Money Management Assistance for Older Adults
Money management is tough enough for the young and healthy. Consider the added degree of difficulty for older adults – especially those whose health, eyesight or social support systems are no longer as robust.
Each year, the media report tales of seniors preyed upon by scam artists purporting to "help" them. Don't become a similar statistic. Instead, take steps to protect yourself – and those you care for – by proactively establishing a solid, well-organized money management system.
Elements to Consider
Before you seek external money management assistance, take stock of your financial status and needs, and determine where you might need help, now or some time in the future. These parts could include:
• Budgeting and bill-paying – handling monthly bills, reconciling accounts and operating according to a budget.
• Medical insurance claims – ensuring timely premium payments, obtaining reimbursements and filing paperwork correctly.
• Financial and legal planning – making sure your financial and legal needs are handled properly.

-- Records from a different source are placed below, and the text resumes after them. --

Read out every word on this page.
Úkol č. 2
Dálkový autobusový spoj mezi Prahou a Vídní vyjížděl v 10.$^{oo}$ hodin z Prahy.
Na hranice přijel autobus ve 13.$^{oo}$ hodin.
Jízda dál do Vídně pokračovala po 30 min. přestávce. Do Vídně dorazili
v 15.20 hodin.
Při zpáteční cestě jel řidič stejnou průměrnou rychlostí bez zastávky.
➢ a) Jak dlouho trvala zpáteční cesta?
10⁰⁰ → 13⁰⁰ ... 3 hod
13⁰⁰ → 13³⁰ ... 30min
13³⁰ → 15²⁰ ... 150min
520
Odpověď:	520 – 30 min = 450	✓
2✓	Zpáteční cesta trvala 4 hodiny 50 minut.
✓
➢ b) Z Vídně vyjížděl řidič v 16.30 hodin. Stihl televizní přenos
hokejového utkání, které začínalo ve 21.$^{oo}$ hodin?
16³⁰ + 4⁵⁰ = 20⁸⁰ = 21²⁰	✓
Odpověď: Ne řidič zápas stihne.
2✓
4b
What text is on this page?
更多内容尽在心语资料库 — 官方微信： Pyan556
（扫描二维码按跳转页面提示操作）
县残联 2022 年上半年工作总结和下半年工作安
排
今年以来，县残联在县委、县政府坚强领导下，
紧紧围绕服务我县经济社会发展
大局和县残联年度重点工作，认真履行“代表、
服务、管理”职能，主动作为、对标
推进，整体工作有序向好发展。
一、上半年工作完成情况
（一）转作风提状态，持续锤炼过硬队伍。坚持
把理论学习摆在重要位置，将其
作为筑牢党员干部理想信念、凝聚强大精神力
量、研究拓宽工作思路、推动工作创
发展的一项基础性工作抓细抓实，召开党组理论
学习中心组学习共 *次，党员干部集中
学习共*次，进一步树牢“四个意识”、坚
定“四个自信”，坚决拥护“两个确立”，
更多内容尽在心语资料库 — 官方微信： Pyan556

• Income tax preparation – compiling documentation and receipts throughout the year and taking advantage of all available tax deductions and credits.
• Handling government benefits – checking on Social Security, disability and/or veteran's benefits to ensure you receive what's due to you.
Assistance from Family
A family member who lives nearby may be the most logical and appropriate source of help for your financial needs. Just make sure this individual is experienced in all of the facets of assistance you require – and can be explicitly trusted. Family members can be a great help, but unfortunately, they are also the leading source of financial abuse against seniors – and many such crimes are never reported to authorities.
Even with a trustworthy family member, it may be a good idea to appoint a financial professional to provide dual oversight of your finances. For example, request that an attorney, accountant or [bank/credit union] trust officer also periodically review your financial statements. Besides safeguarding against fraud, this action can also help eliminate errors or oversights.
The Center for Healthy Aging (www.healthyagingprograms.org) offers a daily money management program that's become a model for similar programs around the country.* Trained and closely supervised program volunteers provide older adults with in-home assistance on handling their financial affairs.
If you'd simply like to learn how to save, invest and manage your money better, check out the federal government's free information at www.mymoney.gov.* On this site, or by calling 1-888-696-6639, you can also order a free "My Money Tool Kit" to learn more about wisely handling your money.
* Web site provided for information only. No endorsement is implied.